Pada bagian bawah dokumen terdapat nama tujuh laki-laki yang dieksekusi mati, termasuk Hideki Tojo.
Mayor Frierson menulis bahwa dia menyaksikan eksekusi mati tersebut. Dia lalu naik ke pesawat, bersama abu jenazah yang ditempatkan di guci terpisah.
Mereka terbang sejauh 48 kilometer ke arah Samudera Pasifik, di sisi timur Yokohama. Di titik itulah, kata Frierson, dia menyebar abu jenazah tersebut.

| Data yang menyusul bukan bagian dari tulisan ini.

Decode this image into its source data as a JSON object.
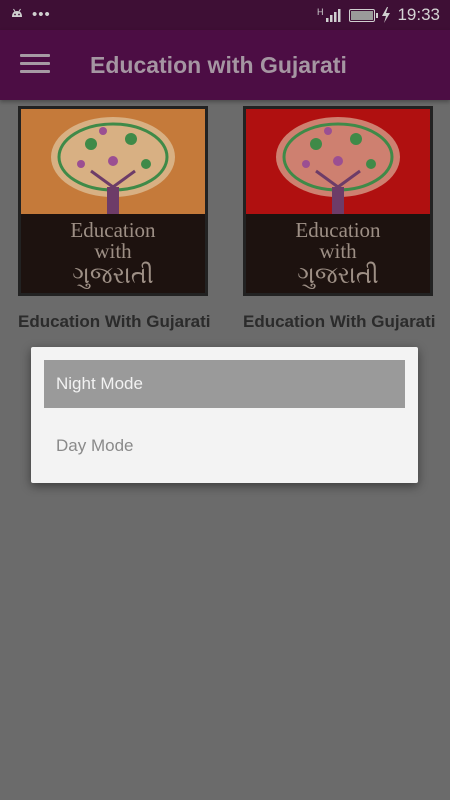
{
  "status_bar": {
    "time": "19:33",
    "network": "H",
    "battery_level": 1.0
  },
  "app_bar": {
    "title": "Education with Gujarati"
  },
  "cards": [
    {
      "label": "Education With Gujarati",
      "image_text": [
        "Education",
        "with",
        "ગુજરાતી"
      ],
      "background": "#c57a3a"
    },
    {
      "label": "Education With Gujarati",
      "image_text": [
        "Education",
        "with",
        "ગુજરાતી"
      ],
      "background": "#b01010"
    }
  ],
  "dialog": {
    "options": [
      {
        "label": "Night Mode",
        "selected": true
      },
      {
        "label": "Day Mode",
        "selected": false
      }
    ]
  },
  "colors": {
    "status_bar": "#3e0f35",
    "app_bar": "#4c0d44",
    "scrim_background": "#6b6b6b"
  }
}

Frierson berkata pula dalam dokumen itu bahwa alat kremasi yang digunakan lantas dibersihkan secara keseluruhan dari sisa abu jenazah.
Perawatan khusus dilakukan untuk mencegah partikel terkecil dari abu jenazah itu tertinggal di dalam alat kremasi.
Akademisi yang meneliti berkas ini, Hiroaki Takazawa, menyebut pejabat AS ketika itu bertekad menghentikan orang-orang menemukan abu jenazah Tojo.
“Selain mencegah agar jenazah Tojo tidak diagungkan, menurut saya, militer AS bersikeras tidak membiarkan jenazah itu kembali ke Jepang untuk menghina negara itu ,” kata Takazawa.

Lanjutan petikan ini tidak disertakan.